Q&A: Destroying a broken spy satellite
What will happen when missiles are fired from Navy cruiser
By James Oberg, NBC News space analyst // Special to MSNBC
updated 1:41 p.m. CT, Thurs., Feb. 14, 2008
What will they use to shoot at and destroy the satellite?
An AEGIS-class cruiser will fire modified SM-3 missiles from a position northwest of Hawaii, as the satellite approaches on a directly overhead path.
What was this satellite doing, and why is it falling?
The satellite was launched 14 months ago to test a new generation of optical and radar reconnaissance sensors, but its control computer failed almost immediately.
What will it look like? Will there be a big spectacle?
After the initial launch, the missile warheads will maneuver by firing steering rocket pulses appearing as sideways flashes from its main body, which will be watched on telescope trackers onboard the launch ship. A flare of light will mark a successful intercept and the bright target blip may turn to a cloud of smaller blips.
Will we be able to see anything from Earth?
As the satellite disintegrates from the impact, the unused rocket fuel should make an expanding cloud in the sky that might be visible from Hawaii, depending on whether or not it is day or night. The cloud may persist for 20-30 minutes as it orbits Earth at 5 miles per second.
What potential dangers or risks are involved?
Planners must make certain that other objects are not in the line of fire, although the rocket's limited altitude capability should keep it well short of valuable spacecraft such as the international space station.
What happens to the debris?
The debris will burn up in days or weeks, because of the target's very low altitude and because small fragments are much more severely slowed down by air drag than large intact objects.
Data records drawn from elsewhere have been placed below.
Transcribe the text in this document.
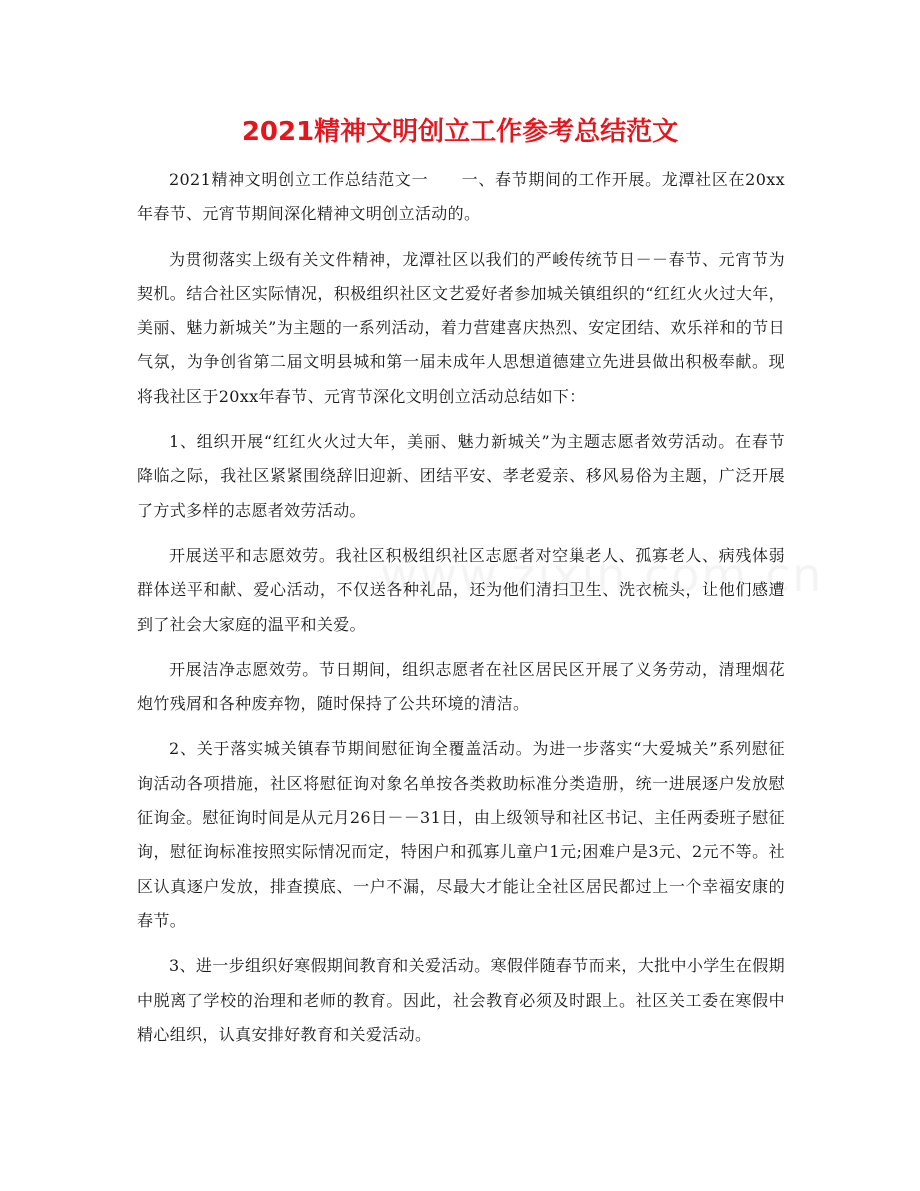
2021精神文明创立工作参考总结范文

2021精神文明创立工作总结范文一　　一、春节期间的工作开展。龙潭社区在20xx年春节、元宵节期间深化精神文明创立活动的。

为贯彻落实上级有关文件精神，龙潭社区以我们的严峻传统节日－－春节、元宵节为契机。结合社区实际情况，积极组织社区文艺爱好者参加城关镇组织的“红红火火过大年，美丽、魅力新城关”为主题的一系列活动，着力营建喜庆热烈、安定团结、欢乐祥和的节日气氛，为争创省第二届文明县城和第一届未成年人思想道德建立先进县做出积极奉献。现将我社区于20xx年春节、元宵节深化文明创立活动总结如下：

1、组织开展“红红火火过大年，美丽、魅力新城关”为主题志愿者效劳活动。在春节降临之际，我社区紧紧围绕辞旧迎新、团结平安、孝老爱亲、移风易俗为主题，广泛开展了方式多样的志愿者效劳活动。

开展送平和志愿效劳。我社区积极组织社区志愿者对空巢老人、孤寡老人、病残体弱群体送平和献、爱心活动，不仅送各种礼品，还为他们清扫卫生、洗衣梳头，让他们感遭到了社会大家庭的温平和关爱。

开展洁净志愿效劳。节日期间，组织志愿者在社区居民区开展了义务劳动，清理烟花炮竹残屑和各种废弃物，随时保持了公共环境的清洁。

2、关于落实城关镇春节期间慰征询全覆盖活动。为进一步落实“大爱城关”系列慰征询活动各项措施，社区将慰征询对象名单按各类救助标准分类造册，统一进展逐户发放慰征询金。慰征询时间是从元月26日－－31日，由上级领导和社区书记、主任两委班子慰征询，慰征询标准按照实际情况而定，特困户和孤寡儿童户1元;困难户是3元、2元不等。社区认真逐户发放，排查摸底、一户不漏，尽最大才能让全社区居民都过上一个幸福安康的春节。

3、进一步组织好寒假期间教育和关爱活动。寒假伴随春节而来，大批中小学生在假期中脱离了学校的治理和老师的教育。因此，社会教育必须及时跟上。社区关工委在寒假中精心组织，认真安排好教育和关爱活动。
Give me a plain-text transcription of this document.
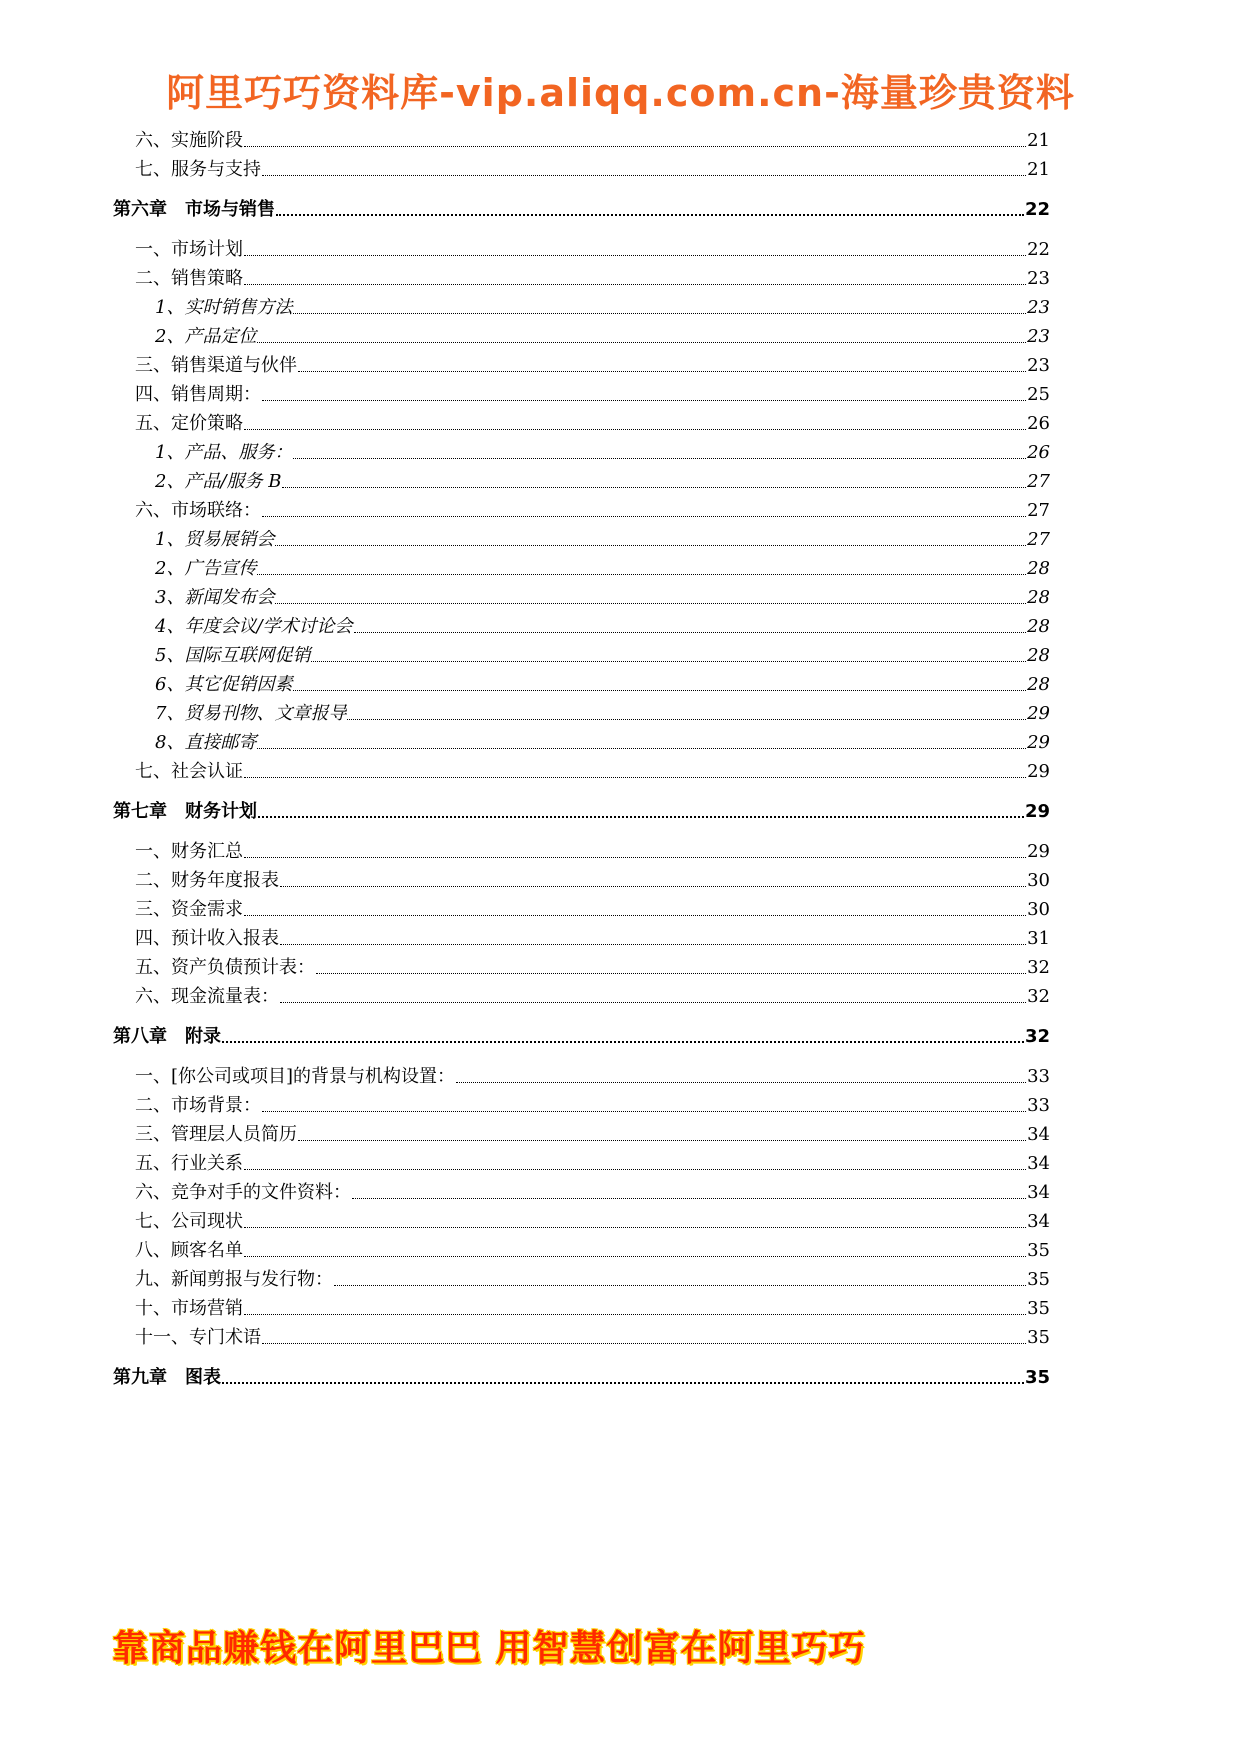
阿里巧巧资料库-vip.aliqq.com.cn-海量珍贵资料
六、实施阶段	21
七、服务与支持	21
第六章　市场与销售	22
一、市场计划	22
二、销售策略	23
1、实时销售方法	23
2、产品定位	23
三、销售渠道与伙伴	23
四、销售周期：	25
五、定价策略	26
1、产品、服务：	26
2、产品/服务 B	27
六、市场联络：	27
1、贸易展销会	27
2、广告宣传	28
3、新闻发布会	28
4、年度会议/学术讨论会	28
5、国际互联网促销	28
6、其它促销因素	28
7、贸易刊物、文章报导	29
8、直接邮寄	29
七、社会认证	29
第七章　财务计划	29
一、财务汇总	29
二、财务年度报表	30
三、资金需求	30
四、预计收入报表	31
五、资产负债预计表：	32
六、现金流量表：	32
第八章　附录	32
一、[你公司或项目]的背景与机构设置：	33
二、市场背景：	33
三、管理层人员简历	34
五、行业关系	34
六、竞争对手的文件资料：	34
七、公司现状	34
八、顾客名单	35
九、新闻剪报与发行物：	35
十、市场营销	35
十一、专门术语	35
第九章　图表	35
靠商品赚钱在阿里巴巴 用智慧创富在阿里巧巧
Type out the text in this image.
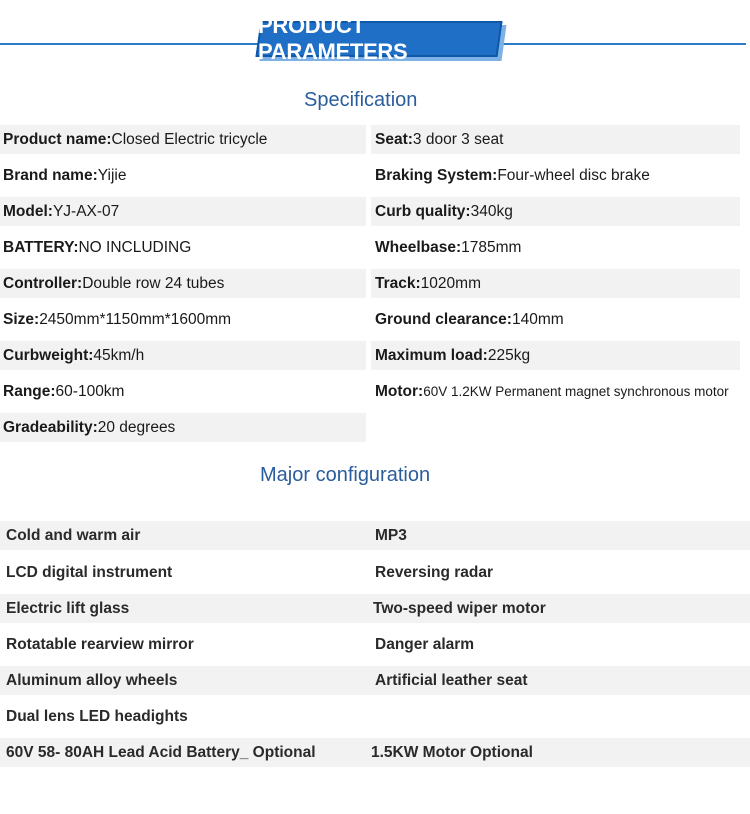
PRODUCT PARAMETERS
Specification
Product name: Closed Electric tricycle
Brand name: Yijie
Model: YJ-AX-07
BATTERY: NO INCLUDING
Controller: Double row 24 tubes
Size: 2450mm*1150mm*1600mm
Curbweight: 45km/h
Range: 60-100km
Gradeability: 20 degrees
Seat: 3 door 3 seat
Braking System: Four-wheel disc brake
Curb quality: 340kg
Wheelbase: 1785mm
Track: 1020mm
Ground clearance: 140mm
Maximum load: 225kg
Motor: 60V 1.2KW Permanent magnet synchronous motor
Major configuration
Cold and warm air	MP3
LCD digital instrument	Reversing radar
Electric lift glass	Two-speed wiper motor
Rotatable rearview mirror	Danger alarm
Aluminum alloy wheels	Artificial leather seat
Dual lens LED headights
60V 58- 80AH Lead Acid Battery_ Optional	1.5KW Motor Optional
Why can't they just let the satellite fall from orbit naturally?
Pieces from satellites of this size tend to reach the ground, but predicting where is impossible. Heavy objects have a very slight chance of hitting somebody, and unused rocket fuel might conceivably contaminate small areas. Worst of all, top secret hardware such as sensor equipment or the control computer's memory unit might be recovered and be exploited by hostile intelligence services.
Can the United States do this unilaterally?
Yes, there are no legal sanctions on any nation doing anything it wants to its own property in space. In fact, since each nation is responsible for damage caused by any of its space objects, it can be argued that the United States is obligated by international law to do something like this.
Will this action anger any other countries?
The usual suspects, both overseas and domestically. The Russians might feel compelled to dust off their own ground-launched and air-launched anti-satellite weapons or use a standard anti-missile missile from their test rangein Kazakhstan. China can't complain, but North Korea and Iran will. In the United States, groups lobbying against U.S. 'space weaponziation' will see it as proof the United States wants to build — or secretly, already has built — such weapons all along. But all this noise may focus attention on the wider issue of weapons in space (not Earth-launched weapons against space targets).
How is this different from China's satellite shootdown last year?
In technical terms, it's not very different, although the Chinese rocket reached a lot farther into space than the U.S. system is capable of. In ethical terms, the U.S. action is supposedly a remedial measure taken to enhance safety, while the Chinese action looked a lot more like a weapons test to threaten other countries. The U.S. rocket to be used does not appear to be even capable of reaching operational satellites of other nations.